A security architect is responsible for assisting management in enforcing approved policies, procedures, standards and guidelines. The security architect will work closely with key stakeholders from the organisation as well as technical architects, solutions architects, and security specialists.
A security architect exhibits a combination of capabilities from the Skills Framework for the Information Age (SFIA) and from the Leadership competencies for Queensland.
Within the SFIA profile, the security architect has level 5 capabilities, i.e. ensures and advises on the skills outlined below.
Refer to the framework for descriptions of the seven levels of responsibility and accountability.
SFIA skill code
SFIA skill level of responsibility
SFIA skills level descriptor
|Provides advice and guidance on security strategies to manage identified risks and ensure adoption and adherence to standards. Obtains and acts on vulnerability information and conducts security risk assessments, business impact analysis and accreditation on complex information systems. Investigates major breaches of security and recommends appropriate control improvements. Contributes to development of information security policy, standards and guidelines.|
|Monitors the application and compliance of security administration procedures and reviews information systems for actual or potential breaches in security. Ensures that all identified breaches in security are promptly and thoroughly investigated and that any system changes required to maintain security are implemented. Ensures that security records are accurate and complete and that request for support are dealt with according to set standards and procedures. Contributes to the creation and maintenance of policy, standards, procedures and documentation for security.|
|Takes responsibility for understanding client requirements, collecting data, delivering analysis and problem resolution. Identifies, evaluates and recommends options, implementing if required. Collaborates with, and facilitates stakeholder groups, as part of formal or informal consultancy agreements. Seeks to fully address client needs, enhancing the capabilities and effectiveness of client personnel, by ensuring that proposed solutions are properly understood and appropriately exploited.|
Emerging technology monitoring
|Monitors the external environment to gather intelligence on emerging technologies. Assesses and documents the impacts, threats and opportunities to the organisation. Creates reports and technology roadmaps and shares knowledge and insights with others.|
Leadership competencies for Queensland describes what highly effective, everyday leadership looks like in the sector. In simple, action-oriented language, it provides a common understanding of the foundations for success across all roles. The profile describes three performance dimensions (vision, results and accountability) and 11 leadership competencies required against five leadership streams.
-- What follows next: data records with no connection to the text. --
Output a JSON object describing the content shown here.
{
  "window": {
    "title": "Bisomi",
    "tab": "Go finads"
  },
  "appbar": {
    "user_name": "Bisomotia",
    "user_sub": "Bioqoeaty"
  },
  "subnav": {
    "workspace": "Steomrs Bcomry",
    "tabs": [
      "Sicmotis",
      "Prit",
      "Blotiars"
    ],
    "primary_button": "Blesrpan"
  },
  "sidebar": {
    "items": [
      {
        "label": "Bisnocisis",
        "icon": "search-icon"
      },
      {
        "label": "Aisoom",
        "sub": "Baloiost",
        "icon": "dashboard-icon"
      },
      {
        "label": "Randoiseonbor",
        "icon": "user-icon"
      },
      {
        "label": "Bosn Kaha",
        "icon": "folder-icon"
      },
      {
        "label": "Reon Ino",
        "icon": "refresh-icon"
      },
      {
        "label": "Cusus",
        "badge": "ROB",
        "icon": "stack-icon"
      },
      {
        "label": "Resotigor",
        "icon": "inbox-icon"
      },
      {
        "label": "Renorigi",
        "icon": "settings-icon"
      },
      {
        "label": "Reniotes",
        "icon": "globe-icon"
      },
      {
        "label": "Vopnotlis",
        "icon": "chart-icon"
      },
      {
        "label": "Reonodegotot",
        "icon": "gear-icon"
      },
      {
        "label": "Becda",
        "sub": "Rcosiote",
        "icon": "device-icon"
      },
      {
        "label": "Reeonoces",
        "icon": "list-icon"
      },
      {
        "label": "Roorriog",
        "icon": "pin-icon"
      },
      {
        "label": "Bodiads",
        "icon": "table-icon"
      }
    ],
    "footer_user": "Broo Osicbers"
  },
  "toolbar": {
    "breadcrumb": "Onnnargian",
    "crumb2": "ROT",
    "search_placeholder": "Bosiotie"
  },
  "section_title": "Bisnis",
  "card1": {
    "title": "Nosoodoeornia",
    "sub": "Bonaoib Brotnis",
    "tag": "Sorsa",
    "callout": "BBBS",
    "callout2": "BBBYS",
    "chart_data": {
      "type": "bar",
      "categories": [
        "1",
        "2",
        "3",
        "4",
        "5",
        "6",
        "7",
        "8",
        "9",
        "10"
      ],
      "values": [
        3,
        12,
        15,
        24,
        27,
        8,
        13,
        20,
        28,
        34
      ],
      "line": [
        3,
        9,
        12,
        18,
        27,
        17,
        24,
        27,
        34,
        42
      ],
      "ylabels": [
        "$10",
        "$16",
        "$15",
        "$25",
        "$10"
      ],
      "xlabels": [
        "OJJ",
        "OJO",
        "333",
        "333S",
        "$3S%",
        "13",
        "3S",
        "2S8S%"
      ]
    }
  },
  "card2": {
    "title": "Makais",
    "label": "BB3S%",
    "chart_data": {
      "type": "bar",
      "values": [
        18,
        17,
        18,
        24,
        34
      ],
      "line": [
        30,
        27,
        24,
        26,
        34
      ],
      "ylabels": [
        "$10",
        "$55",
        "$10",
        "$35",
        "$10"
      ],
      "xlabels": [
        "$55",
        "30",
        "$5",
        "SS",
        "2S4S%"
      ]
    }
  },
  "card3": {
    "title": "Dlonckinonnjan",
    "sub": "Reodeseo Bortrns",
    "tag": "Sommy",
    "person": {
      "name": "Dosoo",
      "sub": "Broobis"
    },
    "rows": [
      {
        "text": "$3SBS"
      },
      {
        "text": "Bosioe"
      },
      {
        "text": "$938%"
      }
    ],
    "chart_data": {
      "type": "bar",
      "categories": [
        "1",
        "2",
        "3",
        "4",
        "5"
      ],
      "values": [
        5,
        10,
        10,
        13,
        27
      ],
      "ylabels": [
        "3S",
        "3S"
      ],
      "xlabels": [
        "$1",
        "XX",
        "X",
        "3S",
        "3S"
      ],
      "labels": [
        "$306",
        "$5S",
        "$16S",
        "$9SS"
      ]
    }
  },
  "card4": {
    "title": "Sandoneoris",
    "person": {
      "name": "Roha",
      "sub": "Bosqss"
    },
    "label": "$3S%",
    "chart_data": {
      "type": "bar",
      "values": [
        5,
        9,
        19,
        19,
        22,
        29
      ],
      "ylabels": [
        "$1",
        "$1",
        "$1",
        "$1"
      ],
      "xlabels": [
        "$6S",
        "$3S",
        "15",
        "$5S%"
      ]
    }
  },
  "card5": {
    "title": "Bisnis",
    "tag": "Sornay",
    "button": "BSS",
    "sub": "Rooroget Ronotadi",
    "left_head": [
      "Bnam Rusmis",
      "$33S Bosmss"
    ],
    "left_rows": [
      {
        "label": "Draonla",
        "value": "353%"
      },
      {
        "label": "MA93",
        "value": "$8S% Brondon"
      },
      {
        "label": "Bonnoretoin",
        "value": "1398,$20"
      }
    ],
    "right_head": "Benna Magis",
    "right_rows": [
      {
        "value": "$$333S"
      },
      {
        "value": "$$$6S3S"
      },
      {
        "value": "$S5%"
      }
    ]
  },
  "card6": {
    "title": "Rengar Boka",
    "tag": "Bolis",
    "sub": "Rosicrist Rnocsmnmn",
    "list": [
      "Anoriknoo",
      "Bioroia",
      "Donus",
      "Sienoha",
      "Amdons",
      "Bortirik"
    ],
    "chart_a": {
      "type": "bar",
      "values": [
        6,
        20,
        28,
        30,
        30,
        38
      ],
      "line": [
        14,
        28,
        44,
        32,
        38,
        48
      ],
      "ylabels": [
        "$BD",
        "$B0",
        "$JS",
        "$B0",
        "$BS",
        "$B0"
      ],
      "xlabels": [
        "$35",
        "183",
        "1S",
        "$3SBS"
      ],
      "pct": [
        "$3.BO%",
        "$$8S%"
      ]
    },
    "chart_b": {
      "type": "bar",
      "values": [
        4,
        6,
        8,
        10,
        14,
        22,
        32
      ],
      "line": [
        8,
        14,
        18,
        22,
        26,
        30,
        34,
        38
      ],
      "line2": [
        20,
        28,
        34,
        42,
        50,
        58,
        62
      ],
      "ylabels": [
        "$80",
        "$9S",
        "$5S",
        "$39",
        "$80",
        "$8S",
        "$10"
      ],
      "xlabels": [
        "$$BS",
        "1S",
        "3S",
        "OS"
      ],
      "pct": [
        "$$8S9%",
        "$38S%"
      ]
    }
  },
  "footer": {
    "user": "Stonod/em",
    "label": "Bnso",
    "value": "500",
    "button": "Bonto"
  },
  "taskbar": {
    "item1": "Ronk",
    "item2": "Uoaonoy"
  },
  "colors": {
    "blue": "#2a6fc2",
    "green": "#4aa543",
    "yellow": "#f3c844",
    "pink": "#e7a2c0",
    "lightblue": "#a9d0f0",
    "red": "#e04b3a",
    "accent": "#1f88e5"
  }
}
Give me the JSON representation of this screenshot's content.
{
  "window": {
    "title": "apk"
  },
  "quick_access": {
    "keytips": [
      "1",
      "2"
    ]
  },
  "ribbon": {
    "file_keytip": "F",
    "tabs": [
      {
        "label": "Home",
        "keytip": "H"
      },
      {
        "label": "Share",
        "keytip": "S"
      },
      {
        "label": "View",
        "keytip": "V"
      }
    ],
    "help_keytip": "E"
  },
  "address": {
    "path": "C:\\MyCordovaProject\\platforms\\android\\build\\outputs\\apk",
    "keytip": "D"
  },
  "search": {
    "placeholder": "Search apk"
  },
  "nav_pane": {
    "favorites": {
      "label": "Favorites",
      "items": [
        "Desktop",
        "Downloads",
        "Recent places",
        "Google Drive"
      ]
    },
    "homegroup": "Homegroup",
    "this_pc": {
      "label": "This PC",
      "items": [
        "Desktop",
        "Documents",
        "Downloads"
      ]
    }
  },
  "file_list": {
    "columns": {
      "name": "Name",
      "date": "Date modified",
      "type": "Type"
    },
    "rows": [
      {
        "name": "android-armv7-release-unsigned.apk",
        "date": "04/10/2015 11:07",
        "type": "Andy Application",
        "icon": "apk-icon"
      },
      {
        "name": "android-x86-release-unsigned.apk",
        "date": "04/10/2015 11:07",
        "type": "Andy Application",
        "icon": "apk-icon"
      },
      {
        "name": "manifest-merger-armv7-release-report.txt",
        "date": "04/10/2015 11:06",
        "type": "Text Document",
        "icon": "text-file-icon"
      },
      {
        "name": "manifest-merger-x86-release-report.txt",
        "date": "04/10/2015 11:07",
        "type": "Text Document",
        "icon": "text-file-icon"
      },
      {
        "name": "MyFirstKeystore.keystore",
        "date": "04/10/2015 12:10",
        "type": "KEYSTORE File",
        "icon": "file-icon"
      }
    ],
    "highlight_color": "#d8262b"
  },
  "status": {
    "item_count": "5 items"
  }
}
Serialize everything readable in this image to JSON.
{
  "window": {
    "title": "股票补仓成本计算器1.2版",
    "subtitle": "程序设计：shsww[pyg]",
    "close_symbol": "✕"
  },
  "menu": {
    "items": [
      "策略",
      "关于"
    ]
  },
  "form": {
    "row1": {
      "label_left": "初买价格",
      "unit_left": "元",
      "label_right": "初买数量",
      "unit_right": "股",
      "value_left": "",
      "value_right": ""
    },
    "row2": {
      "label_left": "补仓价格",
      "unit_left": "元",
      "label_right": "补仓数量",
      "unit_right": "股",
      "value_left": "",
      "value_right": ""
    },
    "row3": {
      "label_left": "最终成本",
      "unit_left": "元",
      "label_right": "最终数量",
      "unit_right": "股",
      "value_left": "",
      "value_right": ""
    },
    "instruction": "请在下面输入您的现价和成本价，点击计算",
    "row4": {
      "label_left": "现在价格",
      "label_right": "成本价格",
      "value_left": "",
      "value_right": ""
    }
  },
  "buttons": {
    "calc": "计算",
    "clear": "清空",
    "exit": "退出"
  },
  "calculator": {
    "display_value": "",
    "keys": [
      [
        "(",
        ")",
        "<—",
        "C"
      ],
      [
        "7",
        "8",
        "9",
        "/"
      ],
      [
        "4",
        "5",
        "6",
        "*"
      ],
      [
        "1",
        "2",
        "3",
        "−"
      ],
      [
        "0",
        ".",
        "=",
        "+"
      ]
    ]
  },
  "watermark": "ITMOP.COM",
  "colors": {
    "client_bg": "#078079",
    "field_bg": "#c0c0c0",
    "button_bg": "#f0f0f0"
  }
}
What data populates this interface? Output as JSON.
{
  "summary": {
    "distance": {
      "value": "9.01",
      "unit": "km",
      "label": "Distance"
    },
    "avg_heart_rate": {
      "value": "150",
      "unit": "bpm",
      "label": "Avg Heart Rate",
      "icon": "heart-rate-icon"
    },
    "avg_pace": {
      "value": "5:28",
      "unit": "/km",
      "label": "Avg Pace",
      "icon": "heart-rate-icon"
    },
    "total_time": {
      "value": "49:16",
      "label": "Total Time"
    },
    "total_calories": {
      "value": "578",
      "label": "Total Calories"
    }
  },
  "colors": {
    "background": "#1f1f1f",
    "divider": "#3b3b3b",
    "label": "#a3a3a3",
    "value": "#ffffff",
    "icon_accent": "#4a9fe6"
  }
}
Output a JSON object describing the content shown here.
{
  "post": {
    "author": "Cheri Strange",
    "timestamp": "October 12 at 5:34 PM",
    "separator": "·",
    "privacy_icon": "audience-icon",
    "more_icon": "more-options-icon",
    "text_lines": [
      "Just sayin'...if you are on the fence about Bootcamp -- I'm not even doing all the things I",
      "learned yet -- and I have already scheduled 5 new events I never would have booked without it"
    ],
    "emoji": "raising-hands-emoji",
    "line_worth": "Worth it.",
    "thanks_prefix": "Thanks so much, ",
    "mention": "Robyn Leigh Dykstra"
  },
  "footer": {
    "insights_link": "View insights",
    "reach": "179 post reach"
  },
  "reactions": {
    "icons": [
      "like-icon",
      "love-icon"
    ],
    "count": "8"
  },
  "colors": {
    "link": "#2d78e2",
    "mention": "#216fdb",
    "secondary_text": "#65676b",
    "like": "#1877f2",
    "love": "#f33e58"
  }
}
Leadership streams are not connected to a level or classification, but rather reflect the balance between leadership and technical skills required of an individual. Individuals can consider the value proposition of roles rather than the traditional lens of hierarchical structures or classification levels. The five leadership streams are:
- Individual contributor (Leads self and does not supervise others)
- Team leader (leads a team and typically reports to a program leader)
- Program leader (leads team leaders and/or multiple areas of work)
- Executive (leads program leaders or other executives)
- Chief executive (leads the organisation).
When developing a role description, identify the role type and then focus on the most important attributes and create a balance between SFIA skills and leadership skills.
A degree level qualification in information technology is required for this role. A significant amount of technical skill may be acquired through industry experience; however, a degree level qualification is considered to be the usual entry point to a career as a security architect.